On YouTube there are a load of videos where songs have had their keys switched from major to minor and vice versa. For example, YMCA which has been edited to a minor key:

So how were these videos made? How do you change the key of a song?

  • If you want to know which notes should go to where, read below; if you want to know what software was used - probably Melodyne.
    – Tetsujin
    Commented Jan 4, 2018 at 17:29
  • 1
    It's neither transposition nor modulation, so is there any name for this particular kind of shift?
    – Ansa211
    Commented Aug 17, 2019 at 13:12

3 Answers 3


You can easily change the key of a song by transposing it.

Going from major to minor is a bit more difficult, although there are pieces of software that can do it.

You would need to lower every instance of the 3rd Scale degree, to turn it into a minor 3rd.

To get the full transformation, you would need to lower every 6th and 7th scale degree too, if you are converting to the natural minor.

In short, you are converting the scale they used into its parallel minor.


The song you showed goes into a harmonic minor, as Tim rightly pointed out.

This means that you wouldn’t lower the 7th.

As he also pointed out, the harmonies have to change, but (correct me if I’m wrong) this should be handled by the fact that we are changing the scale degrees.

This is how most of these videos are done, as a far as I can tell, and is especially noticeable when listening to, say the mario theme song in a minor key when you have the sheet music and knowledge of what the Bb to D (major 3rd) interval sounds like vs the Bb to Db (minor 3rd) interval sounds like.

  • "there are pieces of software that can do it" - I'd love to get some suggestions! :D Commented Feb 11, 2022 at 18:20

Some songs lend themselves easily to this. 'Silent Night' is an example (little late, but hey ho). Those three main chords -I IV and V are simple to move onto i iv and the choice then between v or V - the latter sounding more convincing. With, obviously, any m3 notes sung as M3, etc.

Changing songs that use, in the major, ii, iii and vi (I'm omitting vio) will bring their own hitches. The tune may need to move away slightly, and/or the harmony (chords) found which match the new tune. there's no direct ' it was an x/X chord in the original, so it'll be an X/x chord now'.


While a piece of music in a major key can be changed to a minor key merely by lowering the third, sixth, and sometimes seventh scale degrees, there will often be places in the melody where this doesn't have the desired effect. For example, if a piece is in C major and part of the melody only uses C, D, F, and G, that part of the melody will be completely unaffected by a change from major to minor. If earlier and later parts of the melody have a lot of E's (which would be changed to E flat), having a portion which sounds just like the major version can seem weird. In such cases, it may be necessary to make additional melodic adjustments. For example, assuming a key of C, the Blue Danube Waltz starts out very nicely with C C E G G... g g... e e, which will instantly sound minor if the E is changed to Eb. A later section, however, goes G F, G F, G e.... d, which is harmonized over a V7 chord [same in major and minor] and thus wouldn't be recognizable as minor until the fifth note. Changing the F's to F# (raising them) creates tension and--at least to my ear--greatly improves things. The original melody on the downbeats (filtering out the Gs on the upbeats) is F F e d which includes a major seventh jump; in minor, that becomes a diminished seventh jump.

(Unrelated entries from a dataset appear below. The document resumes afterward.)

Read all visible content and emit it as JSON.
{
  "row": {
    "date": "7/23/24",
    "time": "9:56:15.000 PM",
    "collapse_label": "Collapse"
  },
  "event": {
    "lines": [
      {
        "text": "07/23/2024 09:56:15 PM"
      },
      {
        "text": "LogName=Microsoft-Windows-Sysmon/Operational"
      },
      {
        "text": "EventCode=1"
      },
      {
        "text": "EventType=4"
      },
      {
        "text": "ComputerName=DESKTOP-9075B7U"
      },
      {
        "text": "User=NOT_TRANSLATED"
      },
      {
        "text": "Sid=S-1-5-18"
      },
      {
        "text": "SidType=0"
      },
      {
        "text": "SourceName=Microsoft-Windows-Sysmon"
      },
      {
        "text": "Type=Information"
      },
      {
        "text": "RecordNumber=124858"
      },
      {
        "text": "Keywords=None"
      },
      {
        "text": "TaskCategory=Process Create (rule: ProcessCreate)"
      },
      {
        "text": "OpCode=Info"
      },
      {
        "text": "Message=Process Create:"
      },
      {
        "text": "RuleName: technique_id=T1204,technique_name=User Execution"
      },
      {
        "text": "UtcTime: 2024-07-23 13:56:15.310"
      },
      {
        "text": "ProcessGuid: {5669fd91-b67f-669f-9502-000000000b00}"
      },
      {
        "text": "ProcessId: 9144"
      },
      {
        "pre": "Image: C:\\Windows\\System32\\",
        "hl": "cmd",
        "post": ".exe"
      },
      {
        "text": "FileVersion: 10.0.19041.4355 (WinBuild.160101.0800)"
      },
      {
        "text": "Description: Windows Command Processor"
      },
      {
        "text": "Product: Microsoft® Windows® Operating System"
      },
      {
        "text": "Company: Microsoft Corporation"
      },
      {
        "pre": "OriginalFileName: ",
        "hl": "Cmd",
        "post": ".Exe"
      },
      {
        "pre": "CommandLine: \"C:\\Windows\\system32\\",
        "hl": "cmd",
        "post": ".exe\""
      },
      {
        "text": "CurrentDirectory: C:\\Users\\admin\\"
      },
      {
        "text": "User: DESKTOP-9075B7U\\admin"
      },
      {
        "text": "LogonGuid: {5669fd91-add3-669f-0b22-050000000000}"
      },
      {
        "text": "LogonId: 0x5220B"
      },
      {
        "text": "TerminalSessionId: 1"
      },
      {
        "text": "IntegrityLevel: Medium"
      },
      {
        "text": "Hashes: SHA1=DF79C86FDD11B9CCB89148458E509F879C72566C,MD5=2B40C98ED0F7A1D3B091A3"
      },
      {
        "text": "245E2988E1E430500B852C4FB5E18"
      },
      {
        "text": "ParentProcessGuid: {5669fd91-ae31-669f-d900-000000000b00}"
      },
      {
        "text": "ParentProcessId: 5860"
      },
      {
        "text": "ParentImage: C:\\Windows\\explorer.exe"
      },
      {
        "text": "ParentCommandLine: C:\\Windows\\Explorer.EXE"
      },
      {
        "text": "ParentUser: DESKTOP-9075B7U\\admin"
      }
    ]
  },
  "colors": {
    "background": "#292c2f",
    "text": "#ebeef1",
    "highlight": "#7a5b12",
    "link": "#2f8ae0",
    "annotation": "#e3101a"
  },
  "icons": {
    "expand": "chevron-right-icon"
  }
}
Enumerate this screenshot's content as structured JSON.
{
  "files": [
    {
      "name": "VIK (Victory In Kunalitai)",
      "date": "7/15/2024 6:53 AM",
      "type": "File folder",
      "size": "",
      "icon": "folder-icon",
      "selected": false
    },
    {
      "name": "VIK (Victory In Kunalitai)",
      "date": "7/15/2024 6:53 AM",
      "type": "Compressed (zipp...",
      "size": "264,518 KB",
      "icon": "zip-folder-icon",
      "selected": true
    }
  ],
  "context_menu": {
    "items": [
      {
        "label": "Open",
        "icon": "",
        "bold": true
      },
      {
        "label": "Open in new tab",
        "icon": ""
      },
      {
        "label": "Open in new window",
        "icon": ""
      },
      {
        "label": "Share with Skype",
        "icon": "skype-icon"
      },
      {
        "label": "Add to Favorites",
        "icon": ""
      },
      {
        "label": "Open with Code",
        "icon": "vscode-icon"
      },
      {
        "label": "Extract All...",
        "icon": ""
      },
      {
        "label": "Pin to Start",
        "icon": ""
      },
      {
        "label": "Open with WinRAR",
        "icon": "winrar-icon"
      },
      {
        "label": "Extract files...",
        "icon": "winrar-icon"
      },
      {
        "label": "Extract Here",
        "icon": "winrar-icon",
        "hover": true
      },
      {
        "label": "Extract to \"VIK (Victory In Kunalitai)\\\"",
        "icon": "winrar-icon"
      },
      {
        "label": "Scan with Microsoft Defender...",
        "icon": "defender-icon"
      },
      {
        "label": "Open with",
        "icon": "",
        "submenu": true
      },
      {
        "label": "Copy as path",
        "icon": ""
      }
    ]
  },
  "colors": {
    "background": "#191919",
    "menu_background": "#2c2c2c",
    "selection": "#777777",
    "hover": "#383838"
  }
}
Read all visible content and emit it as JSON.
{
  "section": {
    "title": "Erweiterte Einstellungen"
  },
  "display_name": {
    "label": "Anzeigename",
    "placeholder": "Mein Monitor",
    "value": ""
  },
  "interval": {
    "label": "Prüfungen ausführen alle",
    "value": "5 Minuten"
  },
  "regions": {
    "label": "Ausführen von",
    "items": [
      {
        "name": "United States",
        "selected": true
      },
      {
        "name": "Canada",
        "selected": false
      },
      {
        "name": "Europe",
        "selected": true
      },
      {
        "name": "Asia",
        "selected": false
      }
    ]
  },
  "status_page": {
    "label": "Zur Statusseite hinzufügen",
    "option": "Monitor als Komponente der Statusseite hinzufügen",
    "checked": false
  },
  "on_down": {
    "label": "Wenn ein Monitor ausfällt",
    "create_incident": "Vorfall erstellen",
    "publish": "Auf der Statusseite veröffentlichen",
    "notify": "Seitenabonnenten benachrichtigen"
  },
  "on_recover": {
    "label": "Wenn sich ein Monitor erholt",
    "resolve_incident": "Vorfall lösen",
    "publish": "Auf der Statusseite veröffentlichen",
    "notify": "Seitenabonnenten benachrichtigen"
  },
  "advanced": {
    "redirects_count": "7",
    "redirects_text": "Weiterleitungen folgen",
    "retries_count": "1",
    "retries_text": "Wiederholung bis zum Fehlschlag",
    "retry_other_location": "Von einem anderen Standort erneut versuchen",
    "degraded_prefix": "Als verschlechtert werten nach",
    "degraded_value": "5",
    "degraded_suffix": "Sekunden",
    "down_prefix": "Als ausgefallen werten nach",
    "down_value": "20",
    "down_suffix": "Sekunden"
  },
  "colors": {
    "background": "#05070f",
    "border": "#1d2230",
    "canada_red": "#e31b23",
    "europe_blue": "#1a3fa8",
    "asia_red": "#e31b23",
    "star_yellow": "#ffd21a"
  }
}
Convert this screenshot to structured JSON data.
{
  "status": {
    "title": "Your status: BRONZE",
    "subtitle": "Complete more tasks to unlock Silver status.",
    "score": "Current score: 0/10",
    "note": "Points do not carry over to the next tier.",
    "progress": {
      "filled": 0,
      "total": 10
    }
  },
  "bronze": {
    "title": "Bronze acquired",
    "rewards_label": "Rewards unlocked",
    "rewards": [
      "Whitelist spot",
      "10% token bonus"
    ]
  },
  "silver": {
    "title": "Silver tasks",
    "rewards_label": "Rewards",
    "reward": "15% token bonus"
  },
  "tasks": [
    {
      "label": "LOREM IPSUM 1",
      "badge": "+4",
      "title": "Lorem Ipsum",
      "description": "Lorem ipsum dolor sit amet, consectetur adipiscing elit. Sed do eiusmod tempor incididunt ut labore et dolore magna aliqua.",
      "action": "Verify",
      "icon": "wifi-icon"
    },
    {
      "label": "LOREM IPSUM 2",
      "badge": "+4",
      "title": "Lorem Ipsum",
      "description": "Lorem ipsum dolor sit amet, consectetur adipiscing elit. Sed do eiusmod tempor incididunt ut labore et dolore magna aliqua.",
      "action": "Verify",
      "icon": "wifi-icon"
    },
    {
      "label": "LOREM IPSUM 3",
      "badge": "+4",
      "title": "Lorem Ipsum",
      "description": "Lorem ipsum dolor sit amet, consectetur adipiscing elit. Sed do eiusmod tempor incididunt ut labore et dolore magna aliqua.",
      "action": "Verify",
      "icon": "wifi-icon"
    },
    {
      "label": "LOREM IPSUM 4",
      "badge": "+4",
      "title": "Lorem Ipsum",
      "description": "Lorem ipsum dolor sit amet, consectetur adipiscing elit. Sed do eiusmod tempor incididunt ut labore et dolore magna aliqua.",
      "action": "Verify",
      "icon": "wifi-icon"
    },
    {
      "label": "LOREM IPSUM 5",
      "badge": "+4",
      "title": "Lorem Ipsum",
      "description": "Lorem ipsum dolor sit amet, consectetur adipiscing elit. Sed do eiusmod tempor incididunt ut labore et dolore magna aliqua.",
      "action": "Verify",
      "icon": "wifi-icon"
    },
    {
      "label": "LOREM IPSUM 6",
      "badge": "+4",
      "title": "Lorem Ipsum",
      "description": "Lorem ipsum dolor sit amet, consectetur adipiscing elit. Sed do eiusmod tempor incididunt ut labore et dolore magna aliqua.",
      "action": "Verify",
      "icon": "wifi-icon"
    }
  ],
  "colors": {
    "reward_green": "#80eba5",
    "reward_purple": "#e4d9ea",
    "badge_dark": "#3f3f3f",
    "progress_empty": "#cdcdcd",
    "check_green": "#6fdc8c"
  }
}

I don't think there are any hard and fast rules about when to adjust things on the second, fourth, and fifth scale degrees, but doing so can be an essential part of making a major piece "sound" minor.

  • Why would the V part of Blue Danube not sound like it was basically minor? The V part could easily be major, even in an overall minor key.
    – Tim
    Commented Jan 4, 2018 at 19:06
  • @Tim: At least to my ear, if the melody sounds the same as the (more familiar) major version of the piece, it will sound "major" even if all the notes would be the same as in a minor key. I'm not sure why exactly the F# in the melody "works" (over a G7 in the base which includes the pitches to either side of it) since that would be a "weird" note in C minor (in C major, it could be the third of a V/V) but I can't find any other note that really "feels" minor. Have you tried both versions on keyboard?
    – supercat
    Commented Jan 4, 2018 at 19:55
  • @Tim: There are a number of other changes to the melody that are necessary to making things work in minor, at least to my ear, but without an easy ability to show musical notation I know know how best to hilight them. The chord progression for the main part (6 beats/chord) is I I V7 V7 V7 V7 I I I I IV IV ii I V7 I in major, but for minor I use i i V7 V7 V7 V7 i i i i VI VI iv i V7 i. The most natural substitution for IV would be iv, but to my mind it doesn't work nearly as well as VI.